Population and sample are terms that you probably have heard but here we want to make sure they are used in a precise way.
Population
A population is any precisely defined collection of people or things we want to study.
The population is what you want to know about. Its the entire group that is the focus of your interest.
Usually it is a big group, like all voters, or all customers, or all department stores.
And its the entire group you are trying to study. Its not just part of the group you want to study. Its the whole group you want understand!
Here are some examples
Example 4.1 (Populations)
- All customers for an online ecommerce site
- All Nordstrom stores in the United States
- All twitter posts that mention "Macy's"
- All college students that own iphones
These are all entire groups you might want to study. In each case this is the ideal group you want to completely understand.
These are populations.
\[ \tag*{$\blacksquare$} \]
Sample
A sample is part of a population you collect data from.
The sample is smaller than the whole population. But it is taken from the population and corresponds to data that we do collect.
Some simple examples:
- population: all voters, sample: data from 100 voters
- population: all customers, sample: data from 1000 customers
- population: all department stores, sample: data from 50 stores
In each case a sample corresponds to the actual data you do collect. It usually is not possible to collect data from everyone in your population. Of course you would like to do that. But most of the time we do not have the resources to gather information about every single member of a population.
So we study a sample in order to understand the population
This is the key idea in inferential statistics, which we will talk about soon.
Here are some examples of samples using the populations from the last example.
Example 4.2 (Samples)
All customers for an online ecommerce site |
50 customers from that ecommerce site |
All Nordstrom stores in US |
All Nordstrom stores in tri-state area |
All twitter posts mentioning "Macy's" |
100 twitter posts mentioning "Macy's" |
All college students that own iphones |
All students in one FIT class that own iphones |
The right column above are all samples.
They correspond to data you did collect from the populations in the left column.

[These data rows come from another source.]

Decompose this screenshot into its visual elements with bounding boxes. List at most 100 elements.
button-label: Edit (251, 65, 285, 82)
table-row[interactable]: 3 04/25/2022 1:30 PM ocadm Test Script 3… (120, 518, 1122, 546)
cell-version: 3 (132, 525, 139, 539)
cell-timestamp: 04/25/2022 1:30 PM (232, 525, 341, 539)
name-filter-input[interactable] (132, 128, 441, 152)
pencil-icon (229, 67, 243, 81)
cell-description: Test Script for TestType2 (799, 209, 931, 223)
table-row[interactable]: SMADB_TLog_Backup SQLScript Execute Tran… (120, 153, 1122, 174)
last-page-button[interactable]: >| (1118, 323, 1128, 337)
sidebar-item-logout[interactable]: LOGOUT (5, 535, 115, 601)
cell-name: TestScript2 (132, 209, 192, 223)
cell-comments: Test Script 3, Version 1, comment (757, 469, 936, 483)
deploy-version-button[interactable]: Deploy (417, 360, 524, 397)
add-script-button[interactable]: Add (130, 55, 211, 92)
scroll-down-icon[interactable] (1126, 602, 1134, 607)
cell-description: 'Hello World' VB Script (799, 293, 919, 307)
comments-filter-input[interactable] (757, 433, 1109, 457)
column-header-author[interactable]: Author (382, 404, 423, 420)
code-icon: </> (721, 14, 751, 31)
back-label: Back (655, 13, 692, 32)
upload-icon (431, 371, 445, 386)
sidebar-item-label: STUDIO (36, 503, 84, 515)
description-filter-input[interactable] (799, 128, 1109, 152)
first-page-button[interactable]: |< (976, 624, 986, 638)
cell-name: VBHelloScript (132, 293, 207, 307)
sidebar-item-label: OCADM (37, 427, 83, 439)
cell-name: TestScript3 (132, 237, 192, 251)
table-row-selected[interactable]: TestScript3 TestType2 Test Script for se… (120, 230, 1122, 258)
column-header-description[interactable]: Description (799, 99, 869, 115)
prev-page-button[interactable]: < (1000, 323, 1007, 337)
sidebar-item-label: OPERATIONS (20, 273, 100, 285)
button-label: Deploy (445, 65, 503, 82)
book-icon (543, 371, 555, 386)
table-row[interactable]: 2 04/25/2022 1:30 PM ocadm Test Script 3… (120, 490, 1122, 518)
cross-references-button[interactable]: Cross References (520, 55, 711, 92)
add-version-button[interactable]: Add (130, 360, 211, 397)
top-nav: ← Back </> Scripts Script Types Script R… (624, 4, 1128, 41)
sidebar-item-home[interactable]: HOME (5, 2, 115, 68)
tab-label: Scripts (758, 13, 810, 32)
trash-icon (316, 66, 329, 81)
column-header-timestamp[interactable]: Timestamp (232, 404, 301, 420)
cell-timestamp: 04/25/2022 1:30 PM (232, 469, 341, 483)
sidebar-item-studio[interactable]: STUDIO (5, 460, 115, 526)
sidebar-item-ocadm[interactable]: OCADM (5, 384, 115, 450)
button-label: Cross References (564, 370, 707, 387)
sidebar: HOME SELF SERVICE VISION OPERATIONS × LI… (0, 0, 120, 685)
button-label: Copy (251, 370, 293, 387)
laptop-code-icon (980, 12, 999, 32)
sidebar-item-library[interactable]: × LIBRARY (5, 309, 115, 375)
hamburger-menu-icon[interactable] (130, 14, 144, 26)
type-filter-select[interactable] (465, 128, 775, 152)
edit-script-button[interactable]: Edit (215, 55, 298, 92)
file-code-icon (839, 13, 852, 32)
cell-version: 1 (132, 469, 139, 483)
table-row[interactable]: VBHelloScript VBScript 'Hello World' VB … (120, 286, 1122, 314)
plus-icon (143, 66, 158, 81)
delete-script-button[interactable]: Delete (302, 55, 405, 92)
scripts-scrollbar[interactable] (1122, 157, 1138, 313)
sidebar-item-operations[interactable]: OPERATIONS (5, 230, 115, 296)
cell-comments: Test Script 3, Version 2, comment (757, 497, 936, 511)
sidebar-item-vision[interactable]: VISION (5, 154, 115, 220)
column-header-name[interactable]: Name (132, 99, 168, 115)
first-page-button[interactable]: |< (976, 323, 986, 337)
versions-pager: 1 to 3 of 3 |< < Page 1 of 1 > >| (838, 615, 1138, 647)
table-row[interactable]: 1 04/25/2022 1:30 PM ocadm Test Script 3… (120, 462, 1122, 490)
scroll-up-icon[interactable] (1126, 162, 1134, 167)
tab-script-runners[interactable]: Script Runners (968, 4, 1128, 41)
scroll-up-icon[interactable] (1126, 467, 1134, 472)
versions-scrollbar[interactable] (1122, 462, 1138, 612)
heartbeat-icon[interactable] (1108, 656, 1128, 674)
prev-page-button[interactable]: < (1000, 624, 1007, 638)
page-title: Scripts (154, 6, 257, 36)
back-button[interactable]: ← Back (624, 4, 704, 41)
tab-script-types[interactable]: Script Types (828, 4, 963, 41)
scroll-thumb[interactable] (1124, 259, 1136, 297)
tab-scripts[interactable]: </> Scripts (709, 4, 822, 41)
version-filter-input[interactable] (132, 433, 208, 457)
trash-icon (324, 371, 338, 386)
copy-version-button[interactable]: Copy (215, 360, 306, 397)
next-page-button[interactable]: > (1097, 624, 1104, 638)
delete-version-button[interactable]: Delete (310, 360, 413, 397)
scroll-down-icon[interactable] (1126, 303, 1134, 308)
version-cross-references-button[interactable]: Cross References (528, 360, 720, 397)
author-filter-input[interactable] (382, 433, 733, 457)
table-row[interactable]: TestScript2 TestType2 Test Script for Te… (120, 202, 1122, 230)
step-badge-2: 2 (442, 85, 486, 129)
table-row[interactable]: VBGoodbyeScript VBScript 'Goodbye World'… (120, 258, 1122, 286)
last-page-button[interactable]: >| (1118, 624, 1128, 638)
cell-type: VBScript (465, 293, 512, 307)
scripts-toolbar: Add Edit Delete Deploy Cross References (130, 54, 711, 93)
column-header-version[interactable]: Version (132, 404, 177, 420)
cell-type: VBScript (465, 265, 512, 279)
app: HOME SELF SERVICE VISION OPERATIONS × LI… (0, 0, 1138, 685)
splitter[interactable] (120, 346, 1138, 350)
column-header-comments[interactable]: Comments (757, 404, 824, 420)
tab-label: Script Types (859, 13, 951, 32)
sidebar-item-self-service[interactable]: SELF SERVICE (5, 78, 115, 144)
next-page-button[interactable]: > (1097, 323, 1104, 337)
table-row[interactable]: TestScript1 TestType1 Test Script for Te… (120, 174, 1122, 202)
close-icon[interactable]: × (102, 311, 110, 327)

\[ \tag*{$\blacksquare$} \]
Note that any part of the population you do not collect data from is not in your sample. So anyone you try to collect data from but don't is not part of your sample.
For example if you send out 1000 emails to customers of the online ecommerce site, but you only get 50 customers that respond, then the 950 customers that you did not collect data from are not part of your sample.
A sample corresponds only to data you do collect, not any data you try to collect but are unable to
That means non-responses are not part of the sample. Only data you collect.
Many of you have heard about a census. A census is a study that attempts to collect data on the entire population. Conducting a census is rarely feasible. The 2020 census was recently due so hopefully you all have experience with a census and every, single household filled it out. Can you say with certainty that every household filled out the census? I don’t think we can. That’s why we usually take samples. (Did you watch the series, “Who Do You Think You Are?” They tend to look at a census to find relatives.)
Let’s see an example of something about a population we might be interested in:
Example 4.3 (Population and Sample)
Suppose we wished to estimate the average amount spent on clothes in 2019 for women over the age of 18 living in Long Island. We send out 100 emails about this, and get back 34 answers. As a result we take the average of the 34 responses to get an estimate of what we want.
- What is the population?
- What is the sample?
In this case, the population would be all Long Island women over the age of 18. We would like to get the amount spent for every one of the women in our population, and then we would take the average of that to get what we want.
But instead, we settle for a sample. How big is the sample?
The sample is the 34 women we hear back from. It does not include any of the non-responses out of the 100 emails we sent. Only those that responded.
So the sample size is \(n=34\) in this case.
\[ \tag*{$\blacksquare$} \]
Population Mean vs Sample Mean
Population Mean
In the example above notice that we would like to do a calculation involving the data from the whole population. We would like to average the amounts spent on clothing from all women from Long Island. That is the average we really want.
The average over all the population is called a population mean and the symbol for it is \(\mu\) (the greek letter "mu").
\(\mu\) is the symbol for population mean
Ideally we want this value.
Sample Mean
But in fact we have to settle for a different average, we have to settle for the average over all the amounts spent in our sample, which is the 34 amounts we got back from the women in our sample.
This average over the sample is called a sample mean and the symbol for it is \(\bar x\) (called "x bar").
\(\bar x\) is the symbol for sample mean
Realistically all we can expect to get is this value.
Sample Mean Estimates the Population Mean
We hope that the sample mean is close to the population mean so that we can use the sample mean to estimate the population mean.
The sample mean \(\bar x\) is an estimate for population mean \(\mu\)
How good is the estimate? That depends…
It depends on things like the sample size, whether the sample is a random sample and represents the population well. We will discuss these things later.
But keep in mind that fundamental idea behind inferential statistics is to estimate something about the population from a sample.
In the next chapter we will look at more of this idea.